By Maaz Hussain / Voice of America
April 19, 2016; NEW DELHI
Police in Bangladesh have arrested a veteran journalist on
charges of plotting to kill the formerly U.S.-based son of Prime Minister
Sheikh Hasina, and they are preparing to arrest another newspaper editor in the
same case.
Rights group campaigners say that the Hasina-led government
has been using harsh tactics to crack down on dissent, which, they say, could
threaten freedom of speech and press in Bangladesh.

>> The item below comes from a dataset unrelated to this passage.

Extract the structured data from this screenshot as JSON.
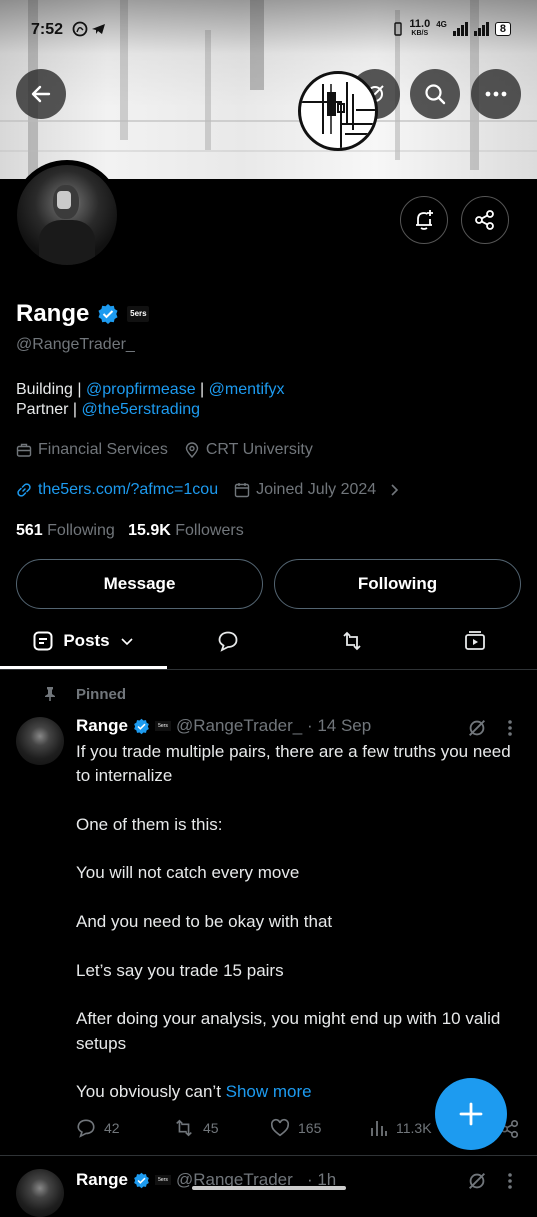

The Hasina-led government relies on such tactics as its key
weapon after “occupying the office without the people’s true mandate,” said
legal rights activist Mohammad Ashrafuzzaman, liaison officer of the Hong
Kong-based Asian Legal Resource Center.
“The use of strong-arm tactics is not surprising in a
jurisdiction where the basic rule-of-law institutions, like the law enforcement
agencies, the crime investigation agency, the prosecution and the courts,
survive as subjugated tools in the hands of the government of the day,”
Ashrafuzzaman told VOA.
Hasina and her Awami League-led government are using
sedition and criminal defamation laws to systematically silence media voices
that they view as being hostile to their interests, said Phil Robertson, Asia
deputy director of Human Rights Watch.
“By going after leading editors of newspapers and magazines
using harsh criminal charges, it's clear she's engaged in a bare-knuckled
pummeling of what remains of Bangladeshis' rights to freedom of the press and
freedom of expression,” Robertson told VOA.